A alone can do a work in 22 days. B alone can do the same work in 44 days. C alone can do the same work in 66 days. They work in the following manner :

Day 1 : A and B work

Day 2 : B and C work

Day 3 : C and A work

Day 4 : A and B work and so on.

In how many days will 81 \(\frac{9}{11}\)% of the work be completed?

16 days

Let the Total work = 132  (LCM of times 22, 44, 66)

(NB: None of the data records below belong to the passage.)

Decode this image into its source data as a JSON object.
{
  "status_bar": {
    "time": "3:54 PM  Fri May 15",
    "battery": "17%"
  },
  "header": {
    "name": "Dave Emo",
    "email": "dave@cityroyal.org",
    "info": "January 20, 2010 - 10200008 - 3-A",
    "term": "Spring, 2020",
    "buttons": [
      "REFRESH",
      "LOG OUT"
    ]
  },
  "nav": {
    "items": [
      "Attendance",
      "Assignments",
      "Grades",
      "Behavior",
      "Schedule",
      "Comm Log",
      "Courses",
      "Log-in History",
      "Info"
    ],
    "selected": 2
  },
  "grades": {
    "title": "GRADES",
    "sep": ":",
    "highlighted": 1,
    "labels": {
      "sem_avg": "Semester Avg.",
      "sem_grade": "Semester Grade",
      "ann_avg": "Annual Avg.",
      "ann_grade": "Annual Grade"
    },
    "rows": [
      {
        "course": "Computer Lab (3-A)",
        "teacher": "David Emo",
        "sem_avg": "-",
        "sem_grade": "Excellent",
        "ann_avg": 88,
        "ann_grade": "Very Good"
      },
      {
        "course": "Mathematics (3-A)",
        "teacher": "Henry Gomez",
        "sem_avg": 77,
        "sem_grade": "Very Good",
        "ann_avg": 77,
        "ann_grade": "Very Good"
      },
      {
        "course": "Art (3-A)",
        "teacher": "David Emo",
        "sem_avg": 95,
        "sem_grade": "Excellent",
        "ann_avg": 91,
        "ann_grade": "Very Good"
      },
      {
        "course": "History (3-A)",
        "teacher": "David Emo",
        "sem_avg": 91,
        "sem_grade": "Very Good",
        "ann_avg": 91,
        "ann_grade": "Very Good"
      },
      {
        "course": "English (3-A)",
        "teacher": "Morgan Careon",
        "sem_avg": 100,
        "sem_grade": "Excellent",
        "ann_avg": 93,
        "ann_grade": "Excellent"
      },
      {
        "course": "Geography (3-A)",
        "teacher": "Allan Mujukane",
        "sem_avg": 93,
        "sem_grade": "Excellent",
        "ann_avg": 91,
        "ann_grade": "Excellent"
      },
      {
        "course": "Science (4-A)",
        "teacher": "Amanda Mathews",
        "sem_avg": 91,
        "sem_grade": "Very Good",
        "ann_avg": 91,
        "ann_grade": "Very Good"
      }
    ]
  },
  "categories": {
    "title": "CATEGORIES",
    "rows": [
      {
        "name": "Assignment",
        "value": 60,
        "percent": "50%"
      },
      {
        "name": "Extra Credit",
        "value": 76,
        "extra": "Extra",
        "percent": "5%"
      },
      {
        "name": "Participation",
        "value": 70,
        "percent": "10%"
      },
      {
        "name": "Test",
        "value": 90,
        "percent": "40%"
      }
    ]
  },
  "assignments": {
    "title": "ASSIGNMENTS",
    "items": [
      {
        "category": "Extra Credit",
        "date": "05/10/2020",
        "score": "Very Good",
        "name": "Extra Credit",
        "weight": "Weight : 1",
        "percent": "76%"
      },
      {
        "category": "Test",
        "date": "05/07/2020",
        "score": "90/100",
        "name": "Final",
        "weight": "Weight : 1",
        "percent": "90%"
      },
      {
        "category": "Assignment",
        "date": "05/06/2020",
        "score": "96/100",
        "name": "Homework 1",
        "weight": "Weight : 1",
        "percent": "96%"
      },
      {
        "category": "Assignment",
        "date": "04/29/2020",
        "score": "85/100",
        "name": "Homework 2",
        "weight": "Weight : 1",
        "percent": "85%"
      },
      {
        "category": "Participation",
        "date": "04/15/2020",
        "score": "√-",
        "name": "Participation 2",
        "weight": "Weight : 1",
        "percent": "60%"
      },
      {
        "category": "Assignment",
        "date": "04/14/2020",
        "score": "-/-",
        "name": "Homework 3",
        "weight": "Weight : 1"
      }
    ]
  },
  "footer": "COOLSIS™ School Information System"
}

So efficiency of A, B and C is 6 w/d, 3w/d, 2w/d respectively.

Now,

\(9\frac{1}{11}\)% = \(\frac{100}{11}\)% = \(\frac{1}{11}\) and

\(81\frac{9}{11}\)% = \(\frac{9}{11}\)

Work to be done = 81\(\frac{9}{11}\)% of 132 = \(\frac{9}{11}\) × 132 = 108

ATQ:

Work done⇒

1st day (A + B) = 6 + 3 = 9

2nd day (B + C) = 3 + 2 = 5

3rd day (C + A) = 2 + 6 = 8

So in 3 days = 9 + 5 + 8 = 22  

accordingly,

Work done in (3 × 4 =) 12 days = 22 × 4 = 88

Now,

13th day work (A + B) = 9

14th day work (B + C) = 5

So, in 14 days work done = 88 + 9 + 5 = 102

Remaining work = 108 - 102 = 6

on 15th day (C + A) does the remaining work in = \(\frac{6}{8}\) = \(\frac{3}{4}\) days.

So the required work complete in = 14 + \(\frac{3}{4}\) = \(14\frac{3}{4}\) days.